Equityworld Futures Semarang: Dilema bahan bakar fosil Inggris menjadi sorotan
- PT Equityworld Futures Semarang
- Oct 19, 2021
- 2 min read

Equityworld Futures Semarang (19 Oktober) - Inggris menghadapi dilema bahan bakar fosil: Inggris dapat meningkatkan kredensial hijaunya dengan menghentikan pengembangan minyak dan gas baru di Laut Utara, namun hal itu akan membuatnya lebih bergantung pada bahan bakar impor.
Bagaimana Inggris memetakan arah untuk mencapai emisi nol bersih pada tahun 2050 akan berada di bawah pengawasan ketika menjadi tuan rumah konferensi iklim COP26 di Glasgow, Skotlandia, mulai 31 Oktober.
Menavigasi rute itu telah terbukti menantang.
Pada Juni 2019, ketika Inggris menetapkan target nol bersih 2050 dalam undang-undang, aktivis Greenpeace mengarahkan speedboat menuju platform BP di Laut Utara sambil mengacungkan spanduk “Darurat Iklim” untuk mencoba menghentikan produksi mulai dari ladang minyak Vorlich.
Baik undang-undang maupun aktivisme tidak menghentikan pembangunan.
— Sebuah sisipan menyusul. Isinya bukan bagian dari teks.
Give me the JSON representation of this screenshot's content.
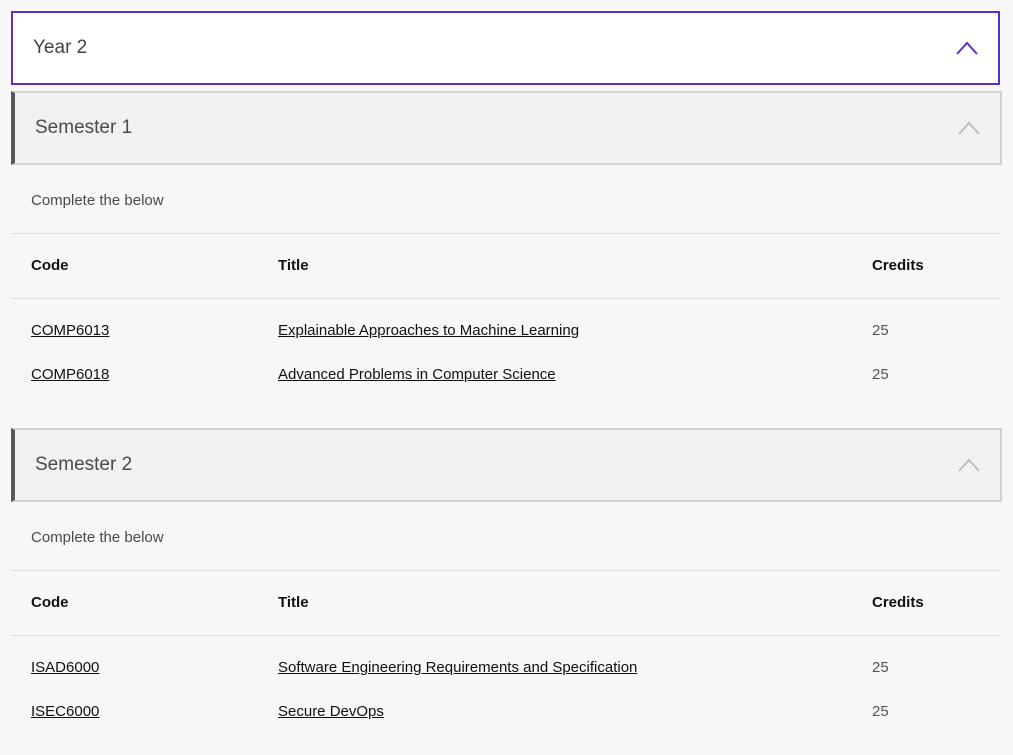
{
  "year": {
    "title": "Year 2",
    "accent": "#5b2ccf"
  },
  "semesters": [
    {
      "title": "Semester 1",
      "instruction": "Complete the below",
      "headers": {
        "code": "Code",
        "title": "Title",
        "credits": "Credits"
      },
      "rows": [
        {
          "code": "COMP6013",
          "title": "Explainable Approaches to Machine Learning",
          "credits": "25"
        },
        {
          "code": "COMP6018",
          "title": "Advanced Problems in Computer Science",
          "credits": "25"
        }
      ]
    },
    {
      "title": "Semester 2",
      "instruction": "Complete the below",
      "headers": {
        "code": "Code",
        "title": "Title",
        "credits": "Credits"
      },
      "rows": [
        {
          "code": "ISAD6000",
          "title": "Software Engineering Requirements and Specification",
          "credits": "25"
        },
        {
          "code": "ISEC6000",
          "title": "Secure DevOps",
          "credits": "25"
        }
      ]
    }
  ],
  "icons": {
    "collapse": "chevron-up-icon"
  }
}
Produksi dari Vorlich dimulai pada November 2020.
Perusahaan minyak besar mengatakan produksi baru dapat memainkan peran dalam mengelola penurunan, sementara para juru kampanye mendesak untuk segera menghentikan proyek-proyek baru dengan aksi publisitas dan tindakan hukum.
Pemerintah, sementara itu, perlu terus menyalakan lampu negara saat mengatasi pasar energi yang bergejolak dan mengatasi tuntutan yang bersaing tentang bagaimana mencapai tujuan iklimnya.
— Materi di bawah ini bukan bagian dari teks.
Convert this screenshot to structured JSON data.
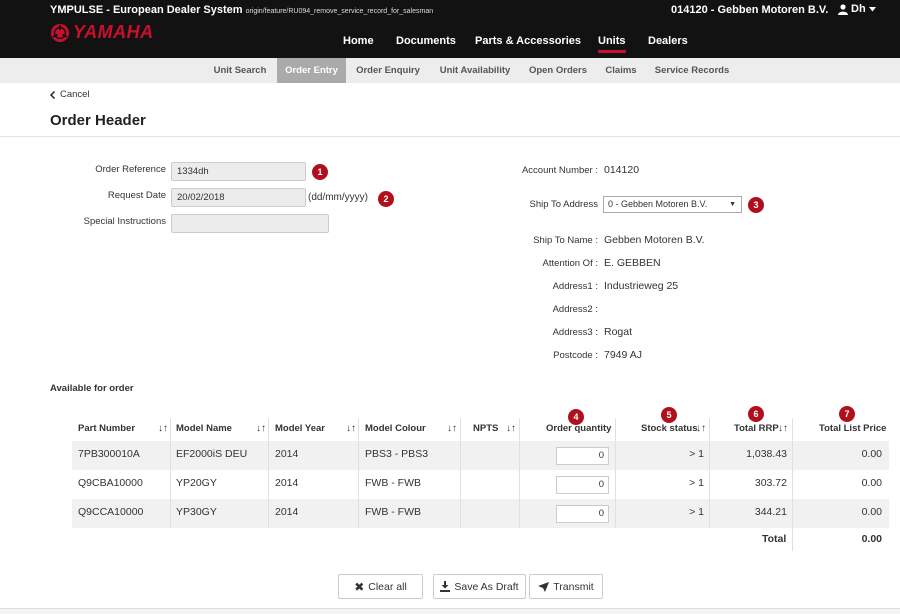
{
  "header": {
    "system_name": "YMPULSE - European Dealer System",
    "branch": "origin/feature/RU094_remove_service_record_for_salesman",
    "dealer": "014120 - Gebben Motoren B.V.",
    "user": "Dh",
    "logo_text": "YAMAHA"
  },
  "nav": [
    "Home",
    "Documents",
    "Parts & Accessories",
    "Units",
    "Dealers"
  ],
  "nav_active": "Units",
  "subnav": [
    "Unit Search",
    "Order Entry",
    "Order Enquiry",
    "Unit Availability",
    "Open Orders",
    "Claims",
    "Service Records"
  ],
  "subnav_active": "Order Entry",
  "cancel_label": "Cancel",
  "page_title": "Order Header",
  "form": {
    "order_reference_label": "Order Reference",
    "order_reference_value": "1334dh",
    "request_date_label": "Request Date",
    "request_date_value": "20/02/2018",
    "request_date_hint": "(dd/mm/yyyy)",
    "special_instructions_label": "Special Instructions",
    "special_instructions_value": "",
    "account_number_label": "Account Number :",
    "account_number_value": "014120",
    "ship_to_address_label": "Ship To Address",
    "ship_to_address_value": "0 - Gebben Motoren B.V.",
    "ship_to_name_label": "Ship To Name :",
    "ship_to_name_value": "Gebben Motoren B.V.",
    "attention_of_label": "Attention Of :",
    "attention_of_value": "E. GEBBEN",
    "address1_label": "Address1 :",
    "address1_value": "Industrieweg 25",
    "address2_label": "Address2 :",
    "address2_value": "",
    "address3_label": "Address3 :",
    "address3_value": "Rogat",
    "postcode_label": "Postcode :",
    "postcode_value": "7949 AJ"
  },
  "badges": [
    "1",
    "2",
    "3",
    "4",
    "5",
    "6",
    "7"
  ],
  "available_label": "Available for order",
  "table": {
    "headers": [
      "Part Number",
      "Model Name",
      "Model Year",
      "Model Colour",
      "NPTS",
      "Order quantity",
      "Stock status",
      "Total RRP",
      "Total List Price"
    ],
    "rows": [
      {
        "part": "7PB300010A",
        "model": "EF2000iS DEU",
        "year": "2014",
        "colour": "PBS3 - PBS3",
        "npts": "",
        "qty": "0",
        "stock": "> 1",
        "rrp": "1,038.43",
        "list": "0.00"
      },
      {
        "part": "Q9CBA10000",
        "model": "YP20GY",
        "year": "2014",
        "colour": "FWB - FWB",
        "npts": "",
        "qty": "0",
        "stock": "> 1",
        "rrp": "303.72",
        "list": "0.00"
      },
      {
        "part": "Q9CCA10000",
        "model": "YP30GY",
        "year": "2014",
        "colour": "FWB - FWB",
        "npts": "",
        "qty": "0",
        "stock": "> 1",
        "rrp": "344.21",
        "list": "0.00"
      }
    ],
    "total_label": "Total",
    "total_value": "0.00",
    "sort_glyph": "↓↑"
  },
  "buttons": {
    "clear_all": "Clear all",
    "save_as_draft": "Save As Draft",
    "transmit": "Transmit"
  },
  "colors": {
    "header_bg": "#121212",
    "accent_red": "#c8102e",
    "badge_red": "#b0101e",
    "subnav_active": "#aaaaaa"
  }
}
Inggris dan negara-negara Eropa lainnya telah merasakan hal ini secara akut. Minyak mentah Brent, patokan berdasarkan barel Laut Utara, naik lebih dari 60% tahun ini, sementara harga gas grosir patokan Inggris telah naik lebih dari 250%.
Tantangan yang disebabkan oleh menyusutnya produksi dalam negeri dan meningkatnya impor bahan bakar telah dirasakan di seluruh Eropa. Harga gas grosir Eropa naik lebih dari 350% tahun ini.
Inggris, yang dulunya bisa bergantung pada ladang minyak dan gasnya sendiri untuk menyalakan pembangkit listriknya, mengisi bahan bakar mobilnya dan memanaskan rumahnya, telah menjadi pengimpor energi bersih sejak 2005 karena produksi dari Laut Utara telah berkurang.
Dengan kapasitas fasilitas penyimpanan gasnya sekarang hanya cukup untuk bertahan beberapa hari di negara itu, ketergantungan Inggris pada pasokan tepat waktu yang dikirim dari Qatar atau di tempat lain membuatnya terbuka ketika pasar mengetat, seperti sekarang dengan lonjakan permintaan sebagai ekonomi pulih dari pandemi COVID-19.
Oil and Gas UK (OGUK), sebuah asosiasi industri, telah berkomitmen untuk menjadikan Laut Utara sebagai cekungan nol bersih secara operasional pada tahun 2050, yang berarti bertujuan untuk menghilangkan, menangkap, atau mengimbangi emisi residu dari produksi minyak dan gas di sana.
Dikatakan pada bulan September bahwa produksi dalam negeri lebih murah dan lebih bersih daripada gas impor, mengingat bahan bakar pengiriman menciptakan emisi dan karena beberapa negara penghasil lainnya memiliki catatan lingkungan yang buruk.
“Memaksimalkan sumber daya asli membantu memenuhi permintaan Inggris dan menahan pertumbuhan harga, menyediakan pasokan yang aman dengan jejak karbon yang lebih rendah daripada penawaran impor,” kata OGUK.
Otoritas Minyak dan Gas Inggris mengatakan gas yang diekstraksi dari Laut Utara Inggris memiliki intensitas emisi rata-rata 22 kg setara karbon dioksida per barel setara minyak, sementara LNG impor memiliki intensitas rata-rata 59 kg.
Namun, Greenpeace dan aktivis lainnya mengatakan argumen ini salah sasaran: penggunaan bahan bakar fosil harus dihentikan daripada sekadar mencoba membuatnya lebih bersih.
Untuk mendorong tindakan lebih cepat, mereka telah melakukan kampanye ke pengadilan.
Dalam satu kasus, Greenpeace berusaha agar izin ladang gas BP dibatalkan atas emisinya melalui pengadilan Skotlandia - meskipun tindakan itu gagal.
Dalam kasus lain, mereka berusaha untuk menghentikan pengembangan ladang Cambo di Kepulauan Shetland, bagian ladang yang dimiliki oleh Royal Dutch Shell.